Why is a string key for a hash frozen?


According to the specification, strings that are used as a key to a hash are duplicated and frozen. Other mutable objects do not seem to have such special consideration. For example, with an array key, the following is possible.

a = [0]
h = {a => :a}
h.keys.first[0] = 1
h # => {[1] => :a}
h[[1]] # => nil
h.rehash
h[[1]] # => :a

On the other hand, a similar thing cannot be done with a string key.

s = "a"
h = {s => :s}
h.keys.first.upcase! # => RuntimeError: can't modify frozen String

Why is string designed to be different from other mutable objects when it comes to a hash key? Is there any use case where this specification becomes useful? What other consequences does this specification have?

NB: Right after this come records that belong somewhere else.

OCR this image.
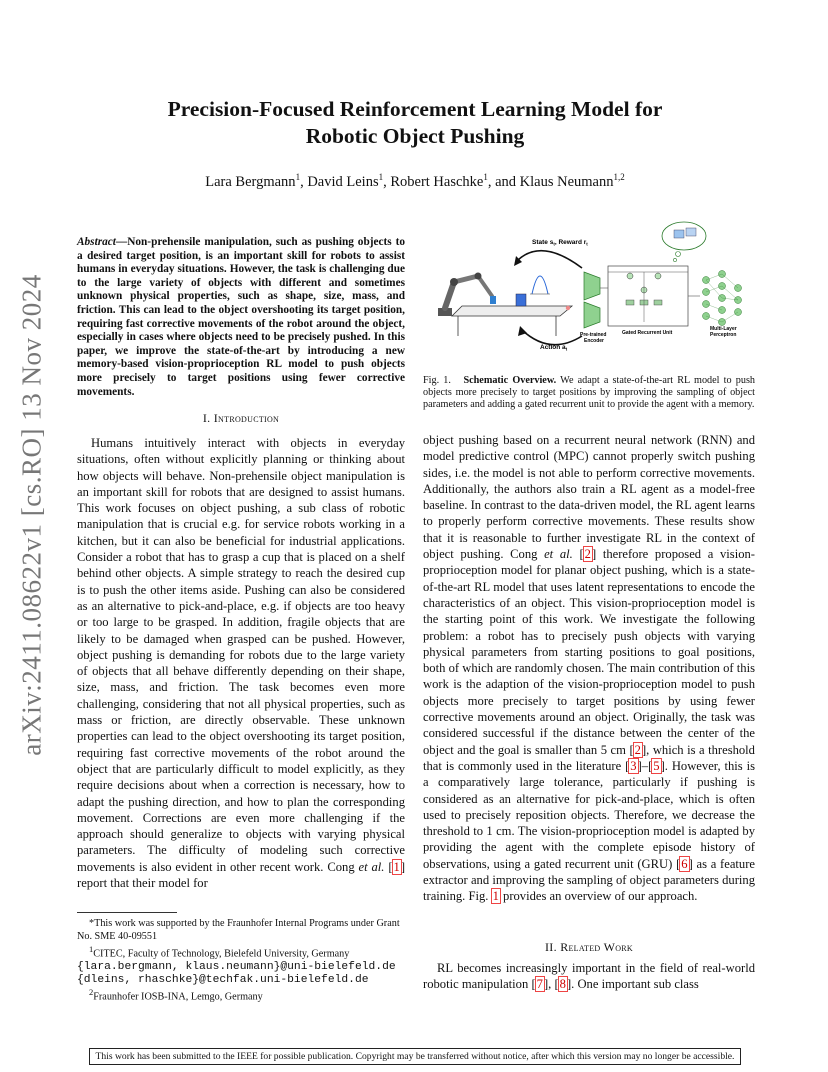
arXiv:2411.08622v1 [cs.RO] 13 Nov 2024
Precision-Focused Reinforcement Learning Model for
Robotic Object Pushing
Lara Bergmann$^1$, David Leins$^1$, Robert Haschke$^1$, and Klaus Neumann$^{1,2}$
Abstract—Non-prehensile manipulation, such as pushing objects to a desired target position, is an important skill for robots to assist humans in everyday situations. However, the task is challenging due to the large variety of objects with different and sometimes unknown physical properties, such as shape, size, mass, and friction. This can lead to the object overshooting its target position, requiring fast corrective movements of the robot around the object, especially in cases where objects need to be precisely pushed. In this paper, we improve the state-of-the-art by introducing a new memory-based vision-proprioception RL model to push objects more precisely to target positions using fewer corrective movements.
I. Introduction
Humans intuitively interact with objects in everyday situations, often without explicitly planning or thinking about how objects will behave. Non-prehensile object manipulation is an important skill for robots that are designed to assist humans. This work focuses on object pushing, a sub class of robotic manipulation that is crucial e.g. for service robots working in a kitchen, but it can also be beneficial for industrial applications. Consider a robot that has to grasp a cup that is placed on a shelf behind other objects. A simple strategy to reach the desired cup is to push the other items aside. Pushing can also be considered as an alternative to pick-and-place, e.g. if objects are too heavy or too large to be grasped. In addition, fragile objects that are likely to be damaged when grasped can be pushed. However, object pushing is demanding for robots due to the large variety of objects that all behave differently depending on their shape, size, mass, and friction. The task becomes even more challenging, considering that not all physical properties, such as mass or friction, are directly observable. These unknown properties can lead to the object overshooting its target position, requiring fast corrective movements of the robot around the object that are particularly difficult to model explicitly, as they require decisions about when a correction is necessary, how to adapt the pushing direction, and how to plan the corresponding movement. Corrections are even more challenging if the approach should generalize to objects with varying physical parameters. The difficulty of modeling such corrective movements is also evident in other recent work. Cong et al. [1] report that their model for

*This work was supported by the Fraunhofer Internal Programs under Grant No. SME 40-09551

$^1$CITEC, Faculty of Technology, Bielefeld University, Germany

{lara.bergmann, klaus.neumann}@uni-bielefeld.de

{dleins, rhaschke}@techfak.uni-bielefeld.de

$^2$Fraunhofer IOSB-INA, Lemgo, Germany

State $s_t$, Reward $r_t$
Action $a_t$
Pre-trained Encoder
Gated Recurrent Unit
Multi-Layer Perceptron
Fig. 1. Schematic Overview. We adapt a state-of-the-art RL model to push objects more precisely to target positions by improving the sampling of object parameters and adding a gated recurrent unit to provide the agent with a memory.
object pushing based on a recurrent neural network (RNN) and model predictive control (MPC) cannot properly switch pushing sides, i.e. the model is not able to perform corrective movements. Additionally, the authors also train a RL agent as a model-free baseline. In contrast to the data-driven model, the RL agent learns to properly perform corrective movements. These results show that it is reasonable to further investigate RL in the context of object pushing. Cong et al. [2] therefore proposed a vision-proprioception model for planar object pushing, which is a state-of-the-art RL model that uses latent representations to encode the characteristics of an object. This vision-proprioception model is the starting point of this work. We investigate the following problem: a robot has to precisely push objects with varying physical parameters from starting positions to goal positions, both of which are randomly chosen. The main contribution of this work is the adaption of the vision-proprioception model to push objects more precisely to target positions by using fewer corrective movements around an object. Originally, the task was considered successful if the distance between the center of the object and the goal is smaller than 5 cm [2], which is a threshold that is commonly used in the literature [3]–[5]. However, this is a comparatively large tolerance, particularly if pushing is considered as an alternative for pick-and-place, which is often used to precisely reposition objects. Therefore, we decrease the threshold to 1 cm. The vision-proprioception model is adapted by providing the agent with the complete episode history of observations, using a gated recurrent unit (GRU) [6] as a feature extractor and improving the sampling of object parameters during training. Fig. 1 provides an overview of our approach.
II. Related Work
RL becomes increasingly important in the field of real-world robotic manipulation [7], [8]. One important sub class
This work has been submitted to the IEEE for possible publication. Copyright may be transferred without notice, after which this version may no longer be accessible.
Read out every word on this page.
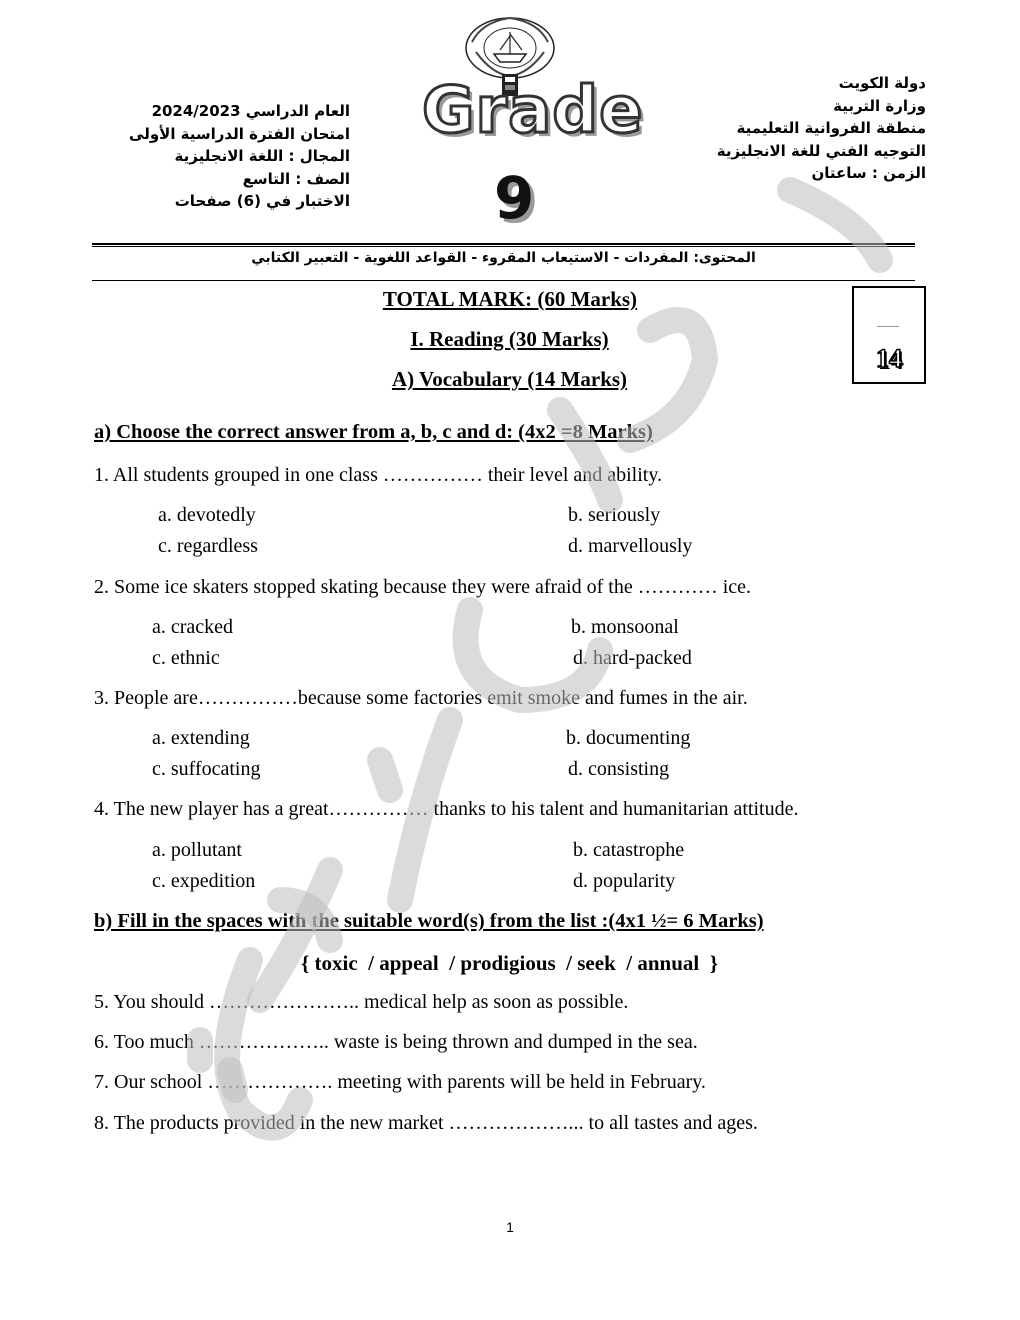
دولة الكويت
وزارة التربية
منطقة الفروانية التعليمية
التوجيه الفني للغة الانجليزية
الزمن : ساعتان
العام الدراسي 2024/2023
امتحان الفترة الدراسية الأولى
المجال : اللغة الانجليزية
الصف : التاسع
الاختبار في (6) صفحات
Grade
9
المحتوى: المفردات - الاستيعاب المقروء - القواعد اللغوية - التعبير الكتابي
TOTAL MARK: (60 Marks)
I. Reading (30 Marks)
A) Vocabulary (14 Marks)
14
a) Choose the correct answer from a, b, c and d: (4x2 =8 Marks)
1. All students grouped in one class …………… their level and ability.
a. devotedly	b. seriously
c. regardless	d. marvellously
2. Some ice skaters stopped skating because they were afraid of the ………… ice.
a. cracked	b. monsoonal
c. ethnic	d. hard-packed
3. People are……………because some factories emit smoke and fumes in the air.
a. extending	b. documenting
c. suffocating	d. consisting
4. The new player has a great…………… thanks to his talent and humanitarian attitude.
a. pollutant	b. catastrophe
c. expedition	d. popularity
b) Fill in the spaces with the suitable word(s) from the list :(4x1 ½= 6 Marks)
{ toxic  / appeal  / prodigious  / seek  / annual  }
5. You should ………………….. medical help as soon as possible.
6. Too much ……………….. waste is being thrown and dumped in the sea.
7. Our school ………………. meeting with parents will be held in February.
8. The products provided in the new market ………………... to all tastes and ages.
1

I actually have a use case where absence of such special specification about strings may be useful. That is, I read with the yaml gem a manually written YAML file that describes a hash. the keys may be strings, and I would like to allow case insensitivity in the original YAML file. When I read a file, I might get a hash like this:

h = {"foo" => :foo, "Bar" => :bar, "BAZ" => :baz}

And I want to normalize the keys to lower case to get this:

h = {"foo" => :foo, "bar" => :bar, "baz" => :baz}

by doing something like this:

h.keys.each(&:downcase!)

but that returns an error for the reason explained above.


Solution

  • In short it's just Ruby trying to be nice.

    When a key is entered in a Hash, a special number is calculated, using the hash method of the key. The Hash object uses this number to retrieve the key. For instance, if you ask what the value of h['a'] is, the Hash calls the hash method of string 'a' and checks if it has a value stored for that number. The problem arises when someone (you) mutates the string object, so the string 'a' is now something else, let's say 'aa'. The Hash would not find a hash number for 'aa'.

    The most common types of keys for hashes are strings, symbols and integers. Symbols and integers are immutable, but strings are not. Ruby tries to protect you from the confusing behaviour described above by dupping and freezing string keys. I guess it's not done for other types because there could be nasty performance side effects (think of large arrays).